Although widely distributed in North America, and in numerous disjunct populations in the Great Plains and Rocky Mountain states, the status of the smooth green snake (Opheodrys vernalis) is poorly known in the Rocky Mountain Region of the USDA Forest Service. This species is known from scattered locations near streams in Nebraska and eastern South Dakota, but otherwise it may be rare in South Dakota, Nebraska, and Wyoming outside of the Black Hills and Bear Lodge Mountains. There are some indications that it is declining in numbers and geographical extent. However, the only protection provided in Region 2 is by the states of Wyoming, Colorado, and Nebraska where it is protected by state law, prohibiting commercial collection and limiting collection to individual use.
|Smooth Green Snake|
The smooth green snake is threatened through the direct and indirect consequences of habitat destruction from cattle grazing, logging, dewatering of streams, road building, pesticide use, and development, particularly in meadows, riparian areas, and mountain foothills. Smooth green snakes are at risk of mass mortality at communal den sites due to destruction, freezing, or flooding of dens. As with all snake species, the smooth green snake is susceptible to direct anthropogenic mortality from roads and human encounters. Populations could also decline because of reductions in invertebrate prey due to drought and other climatic extremes, or management actions such as the application of pesticides.
The loss of habitat and dispersal corridors, and the resulting isolation of populations, put this species at risk of reduced genetic variability, loss of recolonization or rescue potential through connection with other populations, and eventually local extinction. This snake’s small body size, moderate reproductive output, high hatchling and juvenile mortality, and low probability of dispersal out of occupied habitats exacerbate its sensitivity to environmental variability.
|Smooth Green Snake|
The smooth green snake is generally found in grassy habitats and foothills habitats. In some locations in the Black Hills and Bear Lodge Mountain it can be abundant in moist grass and understory habitats and along forest/meadow ecotones. The protection and preservation of currently occupied riparian and wet meadow habitats and their associated habitat mosaics in the Great Plains of eastern South Dakota and Nebraska, the Black Hills, Bear Lodge Mountains, and southern and central Rocky Mountains are essential to provide for the long-term survival of smooth green snakes in the West.
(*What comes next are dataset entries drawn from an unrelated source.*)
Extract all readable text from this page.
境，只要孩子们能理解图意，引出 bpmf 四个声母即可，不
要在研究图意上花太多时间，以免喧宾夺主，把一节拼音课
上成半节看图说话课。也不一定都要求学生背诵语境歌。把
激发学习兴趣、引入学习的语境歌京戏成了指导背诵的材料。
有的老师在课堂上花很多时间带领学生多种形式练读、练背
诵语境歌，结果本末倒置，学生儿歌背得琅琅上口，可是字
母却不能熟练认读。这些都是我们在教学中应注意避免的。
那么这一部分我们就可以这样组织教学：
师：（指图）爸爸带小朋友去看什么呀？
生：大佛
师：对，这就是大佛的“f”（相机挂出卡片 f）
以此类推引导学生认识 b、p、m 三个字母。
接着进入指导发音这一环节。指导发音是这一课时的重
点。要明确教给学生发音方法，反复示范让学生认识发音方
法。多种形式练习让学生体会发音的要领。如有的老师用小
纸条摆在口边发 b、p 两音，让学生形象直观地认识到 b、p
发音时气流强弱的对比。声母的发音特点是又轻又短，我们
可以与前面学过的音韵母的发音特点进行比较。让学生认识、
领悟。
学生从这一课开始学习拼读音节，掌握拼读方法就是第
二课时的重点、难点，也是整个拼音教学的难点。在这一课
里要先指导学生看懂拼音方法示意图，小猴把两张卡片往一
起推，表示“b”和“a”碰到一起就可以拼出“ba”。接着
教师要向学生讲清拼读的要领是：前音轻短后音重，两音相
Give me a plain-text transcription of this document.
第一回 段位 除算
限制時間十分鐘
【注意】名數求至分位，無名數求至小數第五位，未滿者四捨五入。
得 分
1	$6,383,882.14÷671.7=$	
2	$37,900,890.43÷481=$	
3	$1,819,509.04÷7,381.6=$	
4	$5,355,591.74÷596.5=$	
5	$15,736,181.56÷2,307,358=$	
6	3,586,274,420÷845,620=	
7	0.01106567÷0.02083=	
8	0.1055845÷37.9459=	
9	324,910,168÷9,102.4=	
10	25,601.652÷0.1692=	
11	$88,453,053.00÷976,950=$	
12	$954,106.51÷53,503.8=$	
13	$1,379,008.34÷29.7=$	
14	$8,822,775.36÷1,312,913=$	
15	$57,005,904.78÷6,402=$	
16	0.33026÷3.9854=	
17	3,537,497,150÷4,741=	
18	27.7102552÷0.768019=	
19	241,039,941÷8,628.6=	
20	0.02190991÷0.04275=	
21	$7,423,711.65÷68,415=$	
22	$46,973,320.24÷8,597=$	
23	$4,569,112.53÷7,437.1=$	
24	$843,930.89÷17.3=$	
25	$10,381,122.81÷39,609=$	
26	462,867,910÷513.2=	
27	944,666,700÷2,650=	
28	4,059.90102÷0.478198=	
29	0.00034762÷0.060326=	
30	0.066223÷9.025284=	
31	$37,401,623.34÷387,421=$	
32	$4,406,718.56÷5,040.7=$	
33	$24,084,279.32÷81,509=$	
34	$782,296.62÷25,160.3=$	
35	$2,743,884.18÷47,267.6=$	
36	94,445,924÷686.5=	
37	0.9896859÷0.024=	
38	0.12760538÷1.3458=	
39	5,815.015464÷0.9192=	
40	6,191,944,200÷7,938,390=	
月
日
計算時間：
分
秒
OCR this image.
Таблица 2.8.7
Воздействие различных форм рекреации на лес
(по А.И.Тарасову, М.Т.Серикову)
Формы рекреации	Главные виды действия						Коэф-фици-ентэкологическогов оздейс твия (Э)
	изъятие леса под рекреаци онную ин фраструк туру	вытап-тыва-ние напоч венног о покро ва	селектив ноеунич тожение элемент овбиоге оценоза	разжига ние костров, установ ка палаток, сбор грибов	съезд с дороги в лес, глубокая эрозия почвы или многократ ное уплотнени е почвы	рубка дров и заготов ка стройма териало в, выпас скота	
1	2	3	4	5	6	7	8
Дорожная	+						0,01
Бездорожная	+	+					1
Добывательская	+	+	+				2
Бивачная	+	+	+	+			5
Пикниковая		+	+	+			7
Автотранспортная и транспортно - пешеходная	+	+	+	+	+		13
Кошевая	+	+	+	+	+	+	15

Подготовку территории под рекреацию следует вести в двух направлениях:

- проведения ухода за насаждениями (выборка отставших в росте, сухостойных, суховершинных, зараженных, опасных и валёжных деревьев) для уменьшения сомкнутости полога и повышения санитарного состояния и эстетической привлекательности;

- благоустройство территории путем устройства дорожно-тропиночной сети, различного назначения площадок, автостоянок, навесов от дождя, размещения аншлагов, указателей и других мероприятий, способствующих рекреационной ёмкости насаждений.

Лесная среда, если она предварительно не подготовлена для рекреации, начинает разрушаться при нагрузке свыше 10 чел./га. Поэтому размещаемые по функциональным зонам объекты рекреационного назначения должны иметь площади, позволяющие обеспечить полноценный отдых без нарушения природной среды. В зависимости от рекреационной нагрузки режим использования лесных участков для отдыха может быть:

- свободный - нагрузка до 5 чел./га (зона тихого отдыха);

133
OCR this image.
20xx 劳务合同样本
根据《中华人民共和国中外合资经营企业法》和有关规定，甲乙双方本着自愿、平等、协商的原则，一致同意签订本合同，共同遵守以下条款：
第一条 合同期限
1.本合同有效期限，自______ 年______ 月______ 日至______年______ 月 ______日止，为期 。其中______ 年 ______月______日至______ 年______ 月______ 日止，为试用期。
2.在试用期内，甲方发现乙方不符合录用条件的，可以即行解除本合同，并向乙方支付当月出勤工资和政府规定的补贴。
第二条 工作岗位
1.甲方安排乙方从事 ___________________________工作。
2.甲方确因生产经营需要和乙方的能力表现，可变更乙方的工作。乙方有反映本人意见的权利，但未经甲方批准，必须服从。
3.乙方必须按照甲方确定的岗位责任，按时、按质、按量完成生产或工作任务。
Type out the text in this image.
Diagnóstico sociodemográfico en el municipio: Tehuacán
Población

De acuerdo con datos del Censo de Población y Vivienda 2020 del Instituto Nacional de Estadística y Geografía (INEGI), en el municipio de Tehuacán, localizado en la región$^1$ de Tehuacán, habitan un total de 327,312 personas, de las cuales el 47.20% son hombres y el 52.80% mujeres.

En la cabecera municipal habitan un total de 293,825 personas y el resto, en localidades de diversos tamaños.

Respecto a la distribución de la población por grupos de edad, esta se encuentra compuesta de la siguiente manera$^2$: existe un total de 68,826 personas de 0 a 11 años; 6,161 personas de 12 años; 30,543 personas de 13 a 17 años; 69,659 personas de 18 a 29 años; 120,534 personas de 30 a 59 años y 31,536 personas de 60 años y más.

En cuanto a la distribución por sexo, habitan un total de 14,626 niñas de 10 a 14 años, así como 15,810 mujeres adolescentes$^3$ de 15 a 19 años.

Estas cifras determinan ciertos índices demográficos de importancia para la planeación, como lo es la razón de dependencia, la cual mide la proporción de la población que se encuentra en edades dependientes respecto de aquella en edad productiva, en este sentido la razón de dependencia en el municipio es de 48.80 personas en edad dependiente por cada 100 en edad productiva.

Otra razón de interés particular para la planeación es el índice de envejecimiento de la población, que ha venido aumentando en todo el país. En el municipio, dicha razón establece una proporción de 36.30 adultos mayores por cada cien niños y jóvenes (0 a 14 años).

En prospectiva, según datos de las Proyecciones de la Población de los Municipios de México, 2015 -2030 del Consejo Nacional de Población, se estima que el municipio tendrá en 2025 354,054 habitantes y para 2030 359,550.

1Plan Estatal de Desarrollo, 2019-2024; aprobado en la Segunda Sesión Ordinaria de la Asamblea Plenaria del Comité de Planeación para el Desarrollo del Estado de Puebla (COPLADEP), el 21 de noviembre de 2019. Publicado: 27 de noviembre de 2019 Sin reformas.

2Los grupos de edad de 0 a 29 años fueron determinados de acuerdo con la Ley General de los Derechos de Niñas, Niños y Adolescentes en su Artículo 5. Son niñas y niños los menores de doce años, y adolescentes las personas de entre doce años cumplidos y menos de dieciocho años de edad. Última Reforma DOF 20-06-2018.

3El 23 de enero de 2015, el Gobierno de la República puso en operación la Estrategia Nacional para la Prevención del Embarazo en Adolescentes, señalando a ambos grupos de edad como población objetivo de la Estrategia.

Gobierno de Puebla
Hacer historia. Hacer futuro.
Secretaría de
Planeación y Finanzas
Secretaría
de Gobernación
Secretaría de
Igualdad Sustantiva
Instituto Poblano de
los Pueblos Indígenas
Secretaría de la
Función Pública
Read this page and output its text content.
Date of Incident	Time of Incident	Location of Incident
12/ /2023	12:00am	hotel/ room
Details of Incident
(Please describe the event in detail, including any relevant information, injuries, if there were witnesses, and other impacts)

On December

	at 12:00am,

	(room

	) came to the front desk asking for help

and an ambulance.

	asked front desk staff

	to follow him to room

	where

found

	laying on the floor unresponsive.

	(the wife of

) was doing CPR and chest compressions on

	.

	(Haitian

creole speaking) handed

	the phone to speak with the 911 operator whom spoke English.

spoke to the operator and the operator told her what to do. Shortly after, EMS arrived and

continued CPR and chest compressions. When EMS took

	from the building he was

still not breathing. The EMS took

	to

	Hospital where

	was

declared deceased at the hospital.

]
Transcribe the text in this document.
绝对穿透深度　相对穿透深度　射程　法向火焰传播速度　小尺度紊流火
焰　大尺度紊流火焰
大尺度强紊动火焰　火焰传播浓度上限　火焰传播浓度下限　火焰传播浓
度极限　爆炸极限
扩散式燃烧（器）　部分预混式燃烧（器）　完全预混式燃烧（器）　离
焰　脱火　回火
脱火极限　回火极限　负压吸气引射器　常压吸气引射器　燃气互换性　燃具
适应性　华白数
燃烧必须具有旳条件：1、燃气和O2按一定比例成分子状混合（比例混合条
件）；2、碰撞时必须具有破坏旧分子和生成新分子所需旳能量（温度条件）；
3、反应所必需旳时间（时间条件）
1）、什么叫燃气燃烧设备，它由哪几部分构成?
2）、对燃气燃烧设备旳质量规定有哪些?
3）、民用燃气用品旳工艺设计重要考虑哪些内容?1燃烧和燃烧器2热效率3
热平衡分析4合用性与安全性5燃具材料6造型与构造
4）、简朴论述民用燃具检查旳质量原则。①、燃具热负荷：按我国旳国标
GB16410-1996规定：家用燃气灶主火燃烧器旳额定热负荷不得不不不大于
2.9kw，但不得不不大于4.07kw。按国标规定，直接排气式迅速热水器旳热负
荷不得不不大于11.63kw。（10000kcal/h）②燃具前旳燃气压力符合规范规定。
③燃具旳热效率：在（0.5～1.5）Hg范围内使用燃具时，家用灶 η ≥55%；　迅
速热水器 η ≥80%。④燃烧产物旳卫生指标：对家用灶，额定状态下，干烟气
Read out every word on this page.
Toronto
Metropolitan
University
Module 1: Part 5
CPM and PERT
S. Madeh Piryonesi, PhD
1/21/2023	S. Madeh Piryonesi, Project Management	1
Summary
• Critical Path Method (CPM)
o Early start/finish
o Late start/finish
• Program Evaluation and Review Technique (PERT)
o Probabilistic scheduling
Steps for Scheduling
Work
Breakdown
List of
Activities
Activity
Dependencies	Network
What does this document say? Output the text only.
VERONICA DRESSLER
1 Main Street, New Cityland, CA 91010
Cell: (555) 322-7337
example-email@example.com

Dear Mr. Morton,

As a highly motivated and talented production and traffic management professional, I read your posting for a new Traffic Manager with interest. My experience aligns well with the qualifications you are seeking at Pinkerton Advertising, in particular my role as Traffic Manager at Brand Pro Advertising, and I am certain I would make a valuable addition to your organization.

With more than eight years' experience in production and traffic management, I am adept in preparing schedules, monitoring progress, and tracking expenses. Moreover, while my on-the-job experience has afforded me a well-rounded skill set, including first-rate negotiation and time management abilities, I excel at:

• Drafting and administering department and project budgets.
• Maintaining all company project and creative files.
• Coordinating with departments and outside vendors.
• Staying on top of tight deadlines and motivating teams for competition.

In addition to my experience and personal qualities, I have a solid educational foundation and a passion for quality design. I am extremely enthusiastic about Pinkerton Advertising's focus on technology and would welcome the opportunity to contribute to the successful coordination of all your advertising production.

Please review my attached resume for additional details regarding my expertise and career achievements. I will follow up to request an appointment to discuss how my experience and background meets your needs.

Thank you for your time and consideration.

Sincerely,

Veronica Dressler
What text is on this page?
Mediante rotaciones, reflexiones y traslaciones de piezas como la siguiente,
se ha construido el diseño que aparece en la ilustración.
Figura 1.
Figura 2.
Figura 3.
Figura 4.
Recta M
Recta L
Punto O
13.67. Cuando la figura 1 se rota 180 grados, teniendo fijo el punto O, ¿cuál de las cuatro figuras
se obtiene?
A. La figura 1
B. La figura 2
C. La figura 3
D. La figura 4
Xerification of meadow habitats in all parts of the range due to climate change and/or exhaustion of surface water and groundwater supplies for irrigation and urban use are threats that will only increase in the future.
Studies of the effects of anthropogenic threats (e.g., pesticide use, roads, impoundments, heavy equipment use, water pollution, cattle grazing) on smooth green snakes and approaches for ameliorating those effects are needed. The lack of data about most aspects of the biology of smooth green snakes (e.g., local taxonomic and population status, abundance, population trends, genetics of isolated populations, detailed life history data, response to threats) is a serious impediment when considering detailed management options for this species. This deficiency could be corrected by a region-wide survey and long-term monitoring of smooth green snakes in conjunction with other herpetological survey efforts.
|Smooth Green Snake|
This species conservation assessment presents a review of taxonomic, biological, and ecological information about the smooth green snake (Opheodrys vernalis) in North America, with an emphasis on the status, distribution, and management implications for this species in the Rocky Mountain Region (Region 2) of the USDA Forest Service (USFS). Our goal was to supplement existing literature with as much current data as were available. We have attempted to understand and model the population dynamics of smooth green snakes to determine the crucial stages in their life cycle and to provide a range of possible scenarios and their consequences for population viability.
A model of smooth green snake geographical distribution is presented to improve researchers’ chances of finding additional populations and to focus limited research time and effort to those places that most likely support smooth green snake populations. We hope that these models will be useful to managers and others who seek to understand and contribute to the conservation of reptile.